Française vivant en Allemagne depuis près de soixante ans, Sylvie Schenk a laissé de côté sa langue maternelle pour écrire dans une autre, qui lui était initialement étrangère. Cet écart correspond à la définition que l’écrivain suisse Denis de Rougemont (1906-1985) donnait de l’amour : un décentrement vers l’autre. C’est sans doute ce choix à la fois raisonné et déraisonnable, cet élément d’étrangeté assumée, qui donne au style de Sylvie Schenk sa concision et sa précision. Ce détour par un autre langage, non pas imposé mais choisi, apporte aussi la distance nécessaire pour rappeler au lecteur qu’on ne peut jamais saisir par les mots le cœur des choses qui échappent toujours. C’est cette fragilité qui, paradoxalement, donne sa force à L’éclat de rire : le roman s’ouvre comme une noix dont la cassure révèle des formes insoupçonnées.

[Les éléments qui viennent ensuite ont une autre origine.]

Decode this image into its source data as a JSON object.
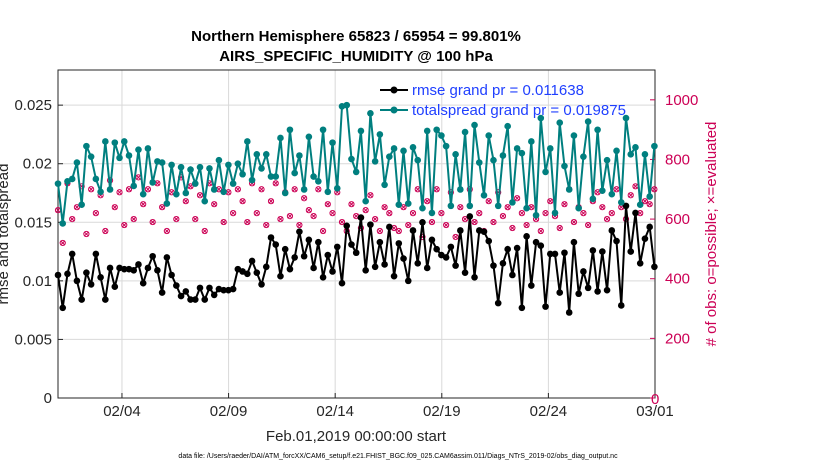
{
  "chart_data": {
    "type": "line",
    "title_line1": "Northern Hemisphere 65823 / 65954 = 99.801%",
    "title_line2": "AIRS_SPECIFIC_HUMIDITY @ 100 hPa",
    "xlabel": "Feb.01,2019 00:00:00 start",
    "ylabel_left": "rmse and totalspread",
    "ylabel_right": "# of obs: o=possible; ×=evaluated",
    "xlim": [
      0,
      28
    ],
    "ylim_left": [
      0,
      0.028
    ],
    "ylim_right": [
      0,
      1100
    ],
    "x_ticks": [
      {
        "label": "02/04",
        "day": 3
      },
      {
        "label": "02/09",
        "day": 8
      },
      {
        "label": "02/14",
        "day": 13
      },
      {
        "label": "02/19",
        "day": 18
      },
      {
        "label": "02/24",
        "day": 23
      },
      {
        "label": "03/01",
        "day": 28
      }
    ],
    "y_ticks_left": [
      "0",
      "0.005",
      "0.01",
      "0.015",
      "0.02",
      "0.025"
    ],
    "y_tick_values_left": [
      0,
      0.005,
      0.01,
      0.015,
      0.02,
      0.025
    ],
    "y_ticks_right": [
      "0",
      "200",
      "400",
      "600",
      "800",
      "1000"
    ],
    "y_tick_values_right": [
      0,
      200,
      400,
      600,
      800,
      1000
    ],
    "series": [
      {
        "name": "rmse",
        "legend": "rmse grand pr = 0.011638",
        "color": "#000000",
        "values": [
          0.0105,
          0.0077,
          0.0106,
          0.0123,
          0.01,
          0.0084,
          0.0107,
          0.0097,
          0.0123,
          0.0103,
          0.0084,
          0.0111,
          0.0095,
          0.0111,
          0.011,
          0.011,
          0.0109,
          0.0114,
          0.0098,
          0.0111,
          0.0121,
          0.0109,
          0.009,
          0.012,
          0.0105,
          0.0096,
          0.0087,
          0.0091,
          0.0084,
          0.0084,
          0.0094,
          0.0084,
          0.0094,
          0.0088,
          0.0093,
          0.0092,
          0.0092,
          0.0093,
          0.011,
          0.0108,
          0.0106,
          0.0117,
          0.0107,
          0.0097,
          0.0112,
          0.0137,
          0.0131,
          0.0104,
          0.0127,
          0.011,
          0.012,
          0.0142,
          0.0121,
          0.0135,
          0.0111,
          0.0133,
          0.0103,
          0.0122,
          0.0108,
          0.0129,
          0.0098,
          0.0147,
          0.0131,
          0.0124,
          0.0154,
          0.0109,
          0.0148,
          0.0112,
          0.0133,
          0.0114,
          0.0146,
          0.0104,
          0.0132,
          0.0119,
          0.01,
          0.0143,
          0.0115,
          0.015,
          0.0111,
          0.0135,
          0.0127,
          0.0122,
          0.012,
          0.0129,
          0.0113,
          0.0143,
          0.0107,
          0.0155,
          0.0103,
          0.0143,
          0.0142,
          0.0134,
          0.0113,
          0.0081,
          0.0115,
          0.0127,
          0.0105,
          0.0128,
          0.0077,
          0.0138,
          0.0096,
          0.0133,
          0.013,
          0.0078,
          0.0123,
          0.0123,
          0.009,
          0.0124,
          0.0073,
          0.0133,
          0.0089,
          0.0108,
          0.0094,
          0.0126,
          0.0091,
          0.0125,
          0.0092,
          0.0143,
          0.0134,
          0.0079,
          0.0164,
          0.0125,
          0.0158,
          0.0115,
          0.0136,
          0.0146,
          0.0112,
          0.0162,
          0.0133,
          0.0157,
          0.0118
        ],
        "x_start": 0.0,
        "x_step": 0.222
      },
      {
        "name": "totalspread",
        "legend": "totalspread grand pr = 0.019875",
        "color": "#007f7f",
        "values": [
          0.0183,
          0.0149,
          0.0185,
          0.0187,
          0.0201,
          0.0165,
          0.0215,
          0.0206,
          0.0187,
          0.0176,
          0.0219,
          0.0178,
          0.0218,
          0.0205,
          0.0219,
          0.0207,
          0.0181,
          0.0212,
          0.0174,
          0.0213,
          0.0184,
          0.0202,
          0.0201,
          0.0166,
          0.0199,
          0.0174,
          0.0197,
          0.0175,
          0.0195,
          0.0183,
          0.0197,
          0.0168,
          0.0196,
          0.0178,
          0.0203,
          0.0176,
          0.0199,
          0.0183,
          0.02,
          0.0191,
          0.0219,
          0.0186,
          0.0208,
          0.0196,
          0.0208,
          0.0189,
          0.0189,
          0.0222,
          0.0175,
          0.0229,
          0.0192,
          0.0207,
          0.0178,
          0.0223,
          0.0189,
          0.0185,
          0.0229,
          0.0176,
          0.0218,
          0.0179,
          0.0249,
          0.025,
          0.0204,
          0.0193,
          0.0228,
          0.0168,
          0.0243,
          0.0202,
          0.0225,
          0.0182,
          0.0206,
          0.0213,
          0.0165,
          0.0211,
          0.0166,
          0.0214,
          0.0203,
          0.0162,
          0.0228,
          0.0158,
          0.0229,
          0.0224,
          0.0215,
          0.0164,
          0.0208,
          0.0178,
          0.0227,
          0.0164,
          0.0233,
          0.0201,
          0.0173,
          0.0224,
          0.0203,
          0.0164,
          0.0207,
          0.0232,
          0.0167,
          0.0213,
          0.0209,
          0.0162,
          0.0219,
          0.0156,
          0.0239,
          0.0193,
          0.0213,
          0.0158,
          0.0235,
          0.0198,
          0.0178,
          0.0224,
          0.0162,
          0.0206,
          0.0236,
          0.017,
          0.0229,
          0.0177,
          0.0203,
          0.0174,
          0.0211,
          0.0167,
          0.0239,
          0.0208,
          0.0214,
          0.0165,
          0.0208,
          0.0172,
          0.0215,
          0.0183,
          0.0239,
          0.0178,
          0.0223
        ],
        "x_start": 0.0,
        "x_step": 0.222
      }
    ],
    "obs_possible": {
      "color": "#cc0055",
      "values": [
        630,
        520,
        720,
        600,
        640,
        710,
        550,
        700,
        620,
        680,
        560,
        730,
        640,
        690,
        580,
        700,
        600,
        740,
        650,
        700,
        590,
        720,
        640,
        560,
        690,
        600,
        740,
        660,
        710,
        600,
        680,
        560,
        720,
        650,
        700,
        590,
        690,
        620,
        700,
        660,
        590,
        720,
        620,
        700,
        580,
        660,
        720,
        600,
        690,
        610,
        700,
        580,
        670,
        630,
        610,
        700,
        560,
        650,
        620,
        690,
        590,
        560,
        650,
        610,
        570,
        630,
        680,
        600,
        560,
        640,
        620,
        570,
        560,
        640,
        580,
        620,
        700,
        540,
        660,
        590,
        700,
        620,
        580,
        690,
        540,
        640,
        600,
        700,
        590,
        620,
        560,
        660,
        590,
        690,
        610,
        640,
        570,
        670,
        620,
        580,
        640,
        600,
        560,
        620,
        660,
        610,
        570,
        650,
        700,
        590,
        640,
        620,
        580,
        660,
        690,
        640,
        600,
        620,
        700,
        640,
        600,
        680,
        710,
        620,
        660,
        650,
        700,
        640,
        700,
        640,
        680
      ],
      "x_start": 0.0,
      "x_step": 0.222
    },
    "obs_evaluated": {
      "color": "#cc0055",
      "values": [
        630,
        520,
        720,
        600,
        640,
        710,
        550,
        700,
        620,
        680,
        560,
        730,
        640,
        690,
        580,
        700,
        600,
        740,
        650,
        700,
        590,
        720,
        640,
        560,
        690,
        600,
        740,
        660,
        710,
        600,
        680,
        560,
        720,
        650,
        700,
        590,
        690,
        620,
        700,
        660,
        590,
        720,
        620,
        700,
        580,
        660,
        720,
        600,
        690,
        610,
        700,
        580,
        670,
        630,
        610,
        700,
        560,
        650,
        620,
        690,
        590,
        560,
        650,
        610,
        570,
        630,
        680,
        600,
        560,
        640,
        620,
        570,
        560,
        640,
        580,
        620,
        700,
        540,
        660,
        590,
        700,
        620,
        580,
        690,
        540,
        640,
        600,
        700,
        590,
        620,
        560,
        660,
        590,
        690,
        610,
        640,
        570,
        670,
        620,
        580,
        640,
        600,
        560,
        620,
        660,
        610,
        570,
        650,
        700,
        590,
        640,
        620,
        580,
        660,
        690,
        640,
        600,
        620,
        700,
        640,
        600,
        680,
        710,
        620,
        660,
        650,
        700,
        640,
        700,
        640,
        680
      ],
      "x_start": 0.0,
      "x_step": 0.222
    },
    "obs_zero_label": "0",
    "legend_position": "top-right",
    "grid": true
  },
  "footer": "data file: /Users/raeder/DAI/ATM_forcXX/CAM6_setup/f.e21.FHIST_BGC.f09_025.CAM6assim.011/Diags_NTrS_2019-02/obs_diag_output.nc"
}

Tout commence par une conversation entre une journaliste et une auteure, Charlotte, dont le nouveau roman va être présenté lors d’un petit festival de littérature dans le nord de l’Allemagne. Il reste quelques heures avant le début de la rencontre, et c’est dans cette parenthèse temporelle que se déroule l’histoire. À première vue, cela ressemble à un roman sur un roman, avant que la conversation ne se transforme en duel entre le journaliste, qui tente de se plonger dans la vie personnelle de Charlotte, et cette dernière, qui défend les privilèges de la fiction.

Titré dans l’édition originale allemande Roman d’amour, le roman écrit par Charlotte offre de nombreuses similitudes entre une histoire vécue par cette dernière et celle de son héroïne, Klara, insiste le journaliste. Mais plus on s’efforce d’établir des parallèles entre le réel et l’imaginaire, plus la résistance de l’autre s’affirme. Il ne met pas seulement en avant des vanités et des dénégations superficielles, mais de véritables impératifs narratifs. Car, plaide-t-elle, quel meilleur recours, pour parler du réel, que le détour de la fiction ? Comment mieux dire ce qui s’est passé autrement qu’à travers la transformation de l’expérience ?

Mises en abyme

Au risque d’énerver Charlotte, la journaliste continue néanmoins de creuser : Klara, directrice d’une école en Irlande, a eu une liaison avec un professeur et père marié – une liaison brisée qui a failli lui coûter la vie. Charlotte elle-même, quelques années plus tôt, n’a-t-elle pas fait un voyage en Irlande avec un professeur dont elle était follement amoureuse et qui l’a brusquement abandonnée pour aller retrouver sa femme, soudainement disparue ? ? Une disparition brutale comme une porte claquée, dont, étrangement, le journaliste semble détenir la clé.